Signed “F. Iturrino” lower left.
Francisco Iturrino studied at the Royal Academy of Fine Arts in Brussels with the painter Henri Evenepoel and met the critic and collector Octave Maus.
He exhibited in Paris for the first time in May 1901 at the Salon des Indépendants, thanks to the support of the critic Gustave Coquiot.
He then met Pablo Picasso, with whom he became friends, and moved within the circle of the dealer Ambroise Vollard, who exhibited them together in June–July 1901.

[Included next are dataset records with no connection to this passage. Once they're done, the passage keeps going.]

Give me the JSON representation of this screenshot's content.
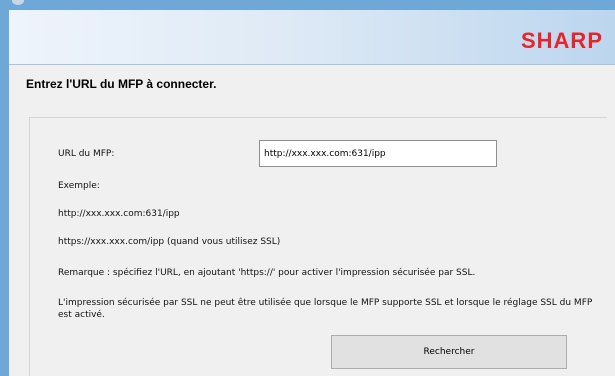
{
  "brand": {
    "logo_text": "SHARP",
    "logo_color": "#e8232a"
  },
  "heading": "Entrez l'URL du MFP à connecter.",
  "form": {
    "url_label": "URL du MFP:",
    "url_value": "http://xxx.xxx.com:631/ipp",
    "example_label": "Exemple:",
    "example_http": "http://xxx.xxx.com:631/ipp",
    "example_https": "https://xxx.xxx.com/ipp (quand vous utilisez SSL)",
    "remark": "Remarque : spécifiez l'URL, en ajoutant 'https://' pour activer l'impression sécurisée par SSL.",
    "ssl_note": "L'impression sécurisée par SSL ne peut être utilisée que lorsque le MFP supporte SSL et lorsque le réglage SSL du MFP est activé.",
    "search_button": "Rechercher"
  }
}
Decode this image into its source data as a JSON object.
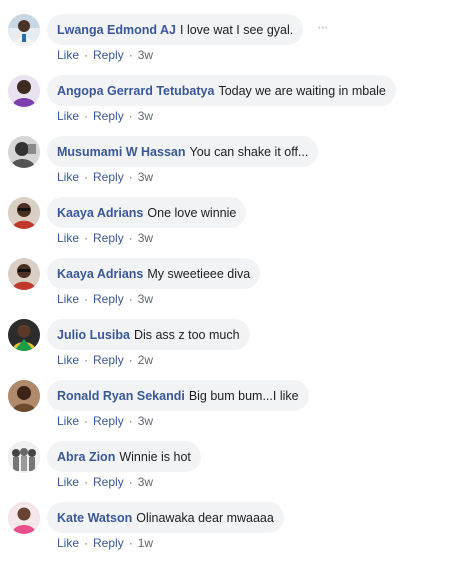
{
  "actions": {
    "like": "Like",
    "reply": "Reply"
  },
  "comments": [
    {
      "name": "Lwanga Edmond AJ",
      "text": "I love wat I see gyal.",
      "time": "3w",
      "avatar": "person-white-shirt"
    },
    {
      "name": "Angopa Gerrard Tetubatya",
      "text": "Today we are waiting in mbale",
      "time": "3w",
      "avatar": "person-purple"
    },
    {
      "name": "Musumami W Hassan",
      "text": "You can shake it off...",
      "time": "3w",
      "avatar": "person-grayscale"
    },
    {
      "name": "Kaaya Adrians",
      "text": "One love winnie",
      "time": "3w",
      "avatar": "person-sunglasses"
    },
    {
      "name": "Kaaya Adrians",
      "text": "My sweetieee diva",
      "time": "3w",
      "avatar": "person-sunglasses"
    },
    {
      "name": "Julio Lusiba",
      "text": "Dis ass z too much",
      "time": "2w",
      "avatar": "person-yellow"
    },
    {
      "name": "Ronald Ryan Sekandi",
      "text": "Big bum bum...I like",
      "time": "3w",
      "avatar": "person-brown"
    },
    {
      "name": "Abra Zion",
      "text": "Winnie is hot",
      "time": "3w",
      "avatar": "group-photo"
    },
    {
      "name": "Kate Watson",
      "text": "Olinawaka dear mwaaaa",
      "time": "1w",
      "avatar": "person-pink"
    }
  ],
  "more_icon": "more-options-icon"
}
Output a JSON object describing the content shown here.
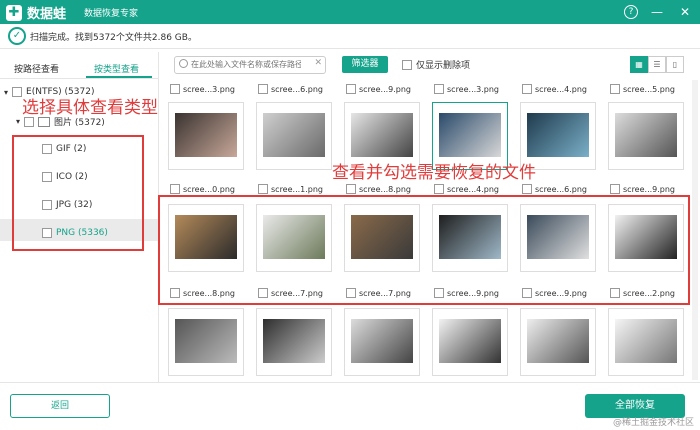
{
  "app": {
    "name": "数据蛙",
    "subtitle": "数据恢复专家",
    "help": "?",
    "minimize": "—",
    "close": "✕"
  },
  "status": {
    "text": "扫描完成。找到5372个文件共2.86 GB。",
    "check": "✓"
  },
  "sidebar": {
    "tab_path": "按路径查看",
    "tab_type": "按类型查看",
    "root": "E(NTFS) (5372)",
    "group": "图片 (5372)",
    "items": [
      {
        "label": "GIF (2)"
      },
      {
        "label": "ICO (2)"
      },
      {
        "label": "JPG (32)"
      },
      {
        "label": "PNG (5336)"
      }
    ]
  },
  "toolbar": {
    "search_placeholder": "在此处输入文件名称或保存路径",
    "filter_label": "筛选器",
    "only_deleted_label": "仅显示删除项",
    "view_icons": [
      "▦",
      "☰",
      "▯"
    ]
  },
  "files": {
    "row1_labels": [
      "scree...3.png",
      "scree...6.png",
      "scree...9.png",
      "scree...3.png",
      "scree...4.png",
      "scree...5.png"
    ],
    "row2_labels": [
      "scree...0.png",
      "scree...1.png",
      "scree...8.png",
      "scree...4.png",
      "scree...6.png",
      "scree...9.png"
    ],
    "row3_labels": [
      "scree...8.png",
      "scree...7.png",
      "scree...7.png",
      "scree...9.png",
      "scree...9.png",
      "scree...2.png"
    ],
    "row0_labels": [
      "scree...3.png",
      "scree...6.png",
      "scree...9.png",
      "scree...3.png",
      "scree...4.png",
      "scree...5.png"
    ]
  },
  "annotations": {
    "left": "选择具体查看类型",
    "center": "查看并勾选需要恢复的文件"
  },
  "footer": {
    "back_label": "返回",
    "recover_label": "全部恢复",
    "watermark": "@稀土掘金技术社区"
  },
  "colors": {
    "accent": "#15a38b",
    "annotation": "#e03c3c"
  }
}
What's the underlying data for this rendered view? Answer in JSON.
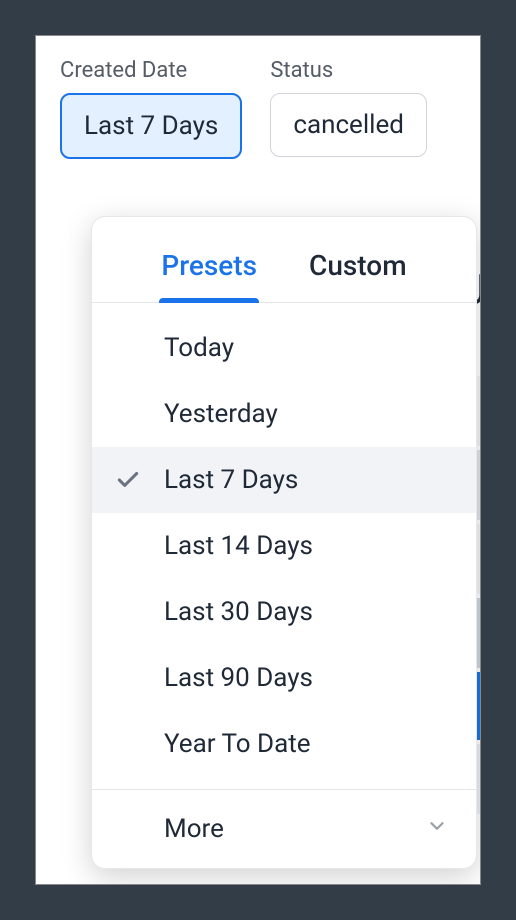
{
  "filters": {
    "created_date": {
      "label": "Created Date",
      "value": "Last 7 Days"
    },
    "status": {
      "label": "Status",
      "value": "cancelled"
    }
  },
  "dropdown": {
    "tabs": {
      "presets": "Presets",
      "custom": "Custom",
      "active": "presets"
    },
    "options": [
      {
        "label": "Today",
        "selected": false
      },
      {
        "label": "Yesterday",
        "selected": false
      },
      {
        "label": "Last 7 Days",
        "selected": true
      },
      {
        "label": "Last 14 Days",
        "selected": false
      },
      {
        "label": "Last 30 Days",
        "selected": false
      },
      {
        "label": "Last 90 Days",
        "selected": false
      },
      {
        "label": "Year To Date",
        "selected": false
      }
    ],
    "more_label": "More"
  },
  "background_hint": "U"
}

Vollard exhibited him again in May 1902, and through 1904.
He subsequently returned to Spain and set up his studio in Seville.
In 1910–1911, he travelled to Morocco in the company of Henri Matisse.
In October, he exhibited a significant number of his works at the Salon d’Automne.
In 1919, a major solo exhibition was organised at the Círculo de Bellas Artes in Madrid.
In 1920, the critic Élie Faure organised an exhibition of his work at the Galerie Rosenberg (Paris).
There are four famous portraits depicting the painter Iturrino, whose features were particularly expressive:
Like his close predecessors and contemporaries among the greatest—Cézanne, Gauguin, Manet, Renoir, Matisse, Picasso, Derain…—Iturrino devoted himself throughout his career to the theme of bathers. Among the most remarkable works related to the present painting are Banistas, 1895–1898, of astonishing radical modernity (see opposite), and Las cuatros del regalo, 1906 (see opposite).
Based on the bathers’ synthetic style and the hatched, Cézanne-like treatment of the landscape in the background, this painting can be dated to around 1906.
Ambitious in its large format, the variety of poses of the six models, and its synthetic treatment of bold modernity, this painting is one of Iturrino’s finest achievements on this theme.